Stretch Your Dollar: How to avoid donation scams

Stretch Your Dollar

In times of tragedy, it’s natural to want to help in whatever way you can. But before donating to Tennessee tornado relief efforts, beware! Scam artist might use your good intentions against you with fraudulent emails, social media posts, calls, texts, donation websites, and even door to door knocks soliciting donations.

Donating money on the internet is a gamble with so much anonymity and very little accountability, but how do you make sure your donations during tragic events don’t fall into the wrong hands?

According to the Department of Homeland Security’s Cyber Agency, here are three things you should consider to avoid donation scams.

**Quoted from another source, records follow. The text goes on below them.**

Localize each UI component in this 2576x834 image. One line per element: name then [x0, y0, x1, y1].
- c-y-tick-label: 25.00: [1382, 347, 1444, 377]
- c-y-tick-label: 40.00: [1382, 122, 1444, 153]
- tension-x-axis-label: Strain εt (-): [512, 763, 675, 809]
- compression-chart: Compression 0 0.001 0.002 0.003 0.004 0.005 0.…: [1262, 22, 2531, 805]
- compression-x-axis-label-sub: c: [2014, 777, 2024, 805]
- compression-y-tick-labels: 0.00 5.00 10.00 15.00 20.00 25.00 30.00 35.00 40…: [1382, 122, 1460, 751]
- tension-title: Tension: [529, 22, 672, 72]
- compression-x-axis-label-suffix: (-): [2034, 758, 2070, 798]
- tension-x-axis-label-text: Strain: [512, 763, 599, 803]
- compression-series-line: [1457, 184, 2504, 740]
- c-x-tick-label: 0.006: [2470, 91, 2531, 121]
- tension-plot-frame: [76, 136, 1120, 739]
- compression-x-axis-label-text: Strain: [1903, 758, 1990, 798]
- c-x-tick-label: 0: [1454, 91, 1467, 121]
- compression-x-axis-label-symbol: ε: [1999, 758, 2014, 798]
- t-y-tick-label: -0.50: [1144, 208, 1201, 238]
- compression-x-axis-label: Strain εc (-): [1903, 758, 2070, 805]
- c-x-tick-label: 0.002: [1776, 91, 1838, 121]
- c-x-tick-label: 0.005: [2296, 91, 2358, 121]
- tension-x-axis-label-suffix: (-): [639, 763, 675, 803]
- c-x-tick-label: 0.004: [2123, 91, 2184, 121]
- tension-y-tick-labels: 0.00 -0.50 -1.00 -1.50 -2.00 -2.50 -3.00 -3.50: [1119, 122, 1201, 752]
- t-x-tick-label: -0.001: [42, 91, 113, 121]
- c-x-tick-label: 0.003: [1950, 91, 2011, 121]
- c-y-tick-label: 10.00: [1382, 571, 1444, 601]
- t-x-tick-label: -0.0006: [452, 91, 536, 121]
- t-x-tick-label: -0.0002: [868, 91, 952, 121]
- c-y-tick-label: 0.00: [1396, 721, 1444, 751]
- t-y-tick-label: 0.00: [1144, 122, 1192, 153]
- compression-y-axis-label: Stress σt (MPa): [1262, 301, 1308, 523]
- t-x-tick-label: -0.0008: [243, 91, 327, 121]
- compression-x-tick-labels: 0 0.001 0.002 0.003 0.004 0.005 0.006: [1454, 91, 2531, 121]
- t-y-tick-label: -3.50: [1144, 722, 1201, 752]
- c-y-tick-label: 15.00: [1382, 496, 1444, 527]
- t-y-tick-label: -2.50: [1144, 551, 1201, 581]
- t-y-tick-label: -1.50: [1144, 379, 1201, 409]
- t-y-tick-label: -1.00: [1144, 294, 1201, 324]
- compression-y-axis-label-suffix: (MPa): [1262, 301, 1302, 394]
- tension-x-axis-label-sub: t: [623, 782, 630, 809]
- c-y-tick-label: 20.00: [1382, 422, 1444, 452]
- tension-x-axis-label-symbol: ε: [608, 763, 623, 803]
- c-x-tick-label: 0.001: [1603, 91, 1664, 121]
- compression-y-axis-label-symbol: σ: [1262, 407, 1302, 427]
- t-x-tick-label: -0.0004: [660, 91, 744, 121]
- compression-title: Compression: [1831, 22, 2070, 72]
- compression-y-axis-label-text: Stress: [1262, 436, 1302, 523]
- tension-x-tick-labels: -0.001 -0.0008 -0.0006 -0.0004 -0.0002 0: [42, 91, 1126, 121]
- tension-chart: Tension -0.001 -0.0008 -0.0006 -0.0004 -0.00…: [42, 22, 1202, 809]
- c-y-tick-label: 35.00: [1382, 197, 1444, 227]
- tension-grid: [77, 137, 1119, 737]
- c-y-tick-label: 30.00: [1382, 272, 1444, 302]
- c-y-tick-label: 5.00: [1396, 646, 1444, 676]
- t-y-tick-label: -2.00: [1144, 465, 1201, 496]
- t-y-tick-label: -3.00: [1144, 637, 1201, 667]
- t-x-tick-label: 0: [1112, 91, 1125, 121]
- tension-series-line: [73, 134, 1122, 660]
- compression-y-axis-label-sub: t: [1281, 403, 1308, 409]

Research charities or crowd-funding campaigns yourself and make sure it’s clear exactly where your money is going.

“There’s ample opportunity for hoaxes like that to be conducted and unless a company, organization or even individual does their own due diligence to look into something, they may be subject to it,” Tom Fuentes, Law Enforcement Analyst.

Be cautious when it comes to opening email attachments. Experts say do not click on links in unsolicited email messages asking for money.

Be wary of fraudulent pleas and donation ads on social networking sites. The DHS cyber agency also warns about door-to-door solicitations during tragedies Even with all the scams, charitable giving can be an important part of healing after a national incident.

“You do your best at knowing that hey, there’s gonna be others out there that do things wrong, that do things for the wrong reasons, that are unethical but when you go in with the right heart in the first place, everything works out,” Jeff Nene, Convoy of Hope.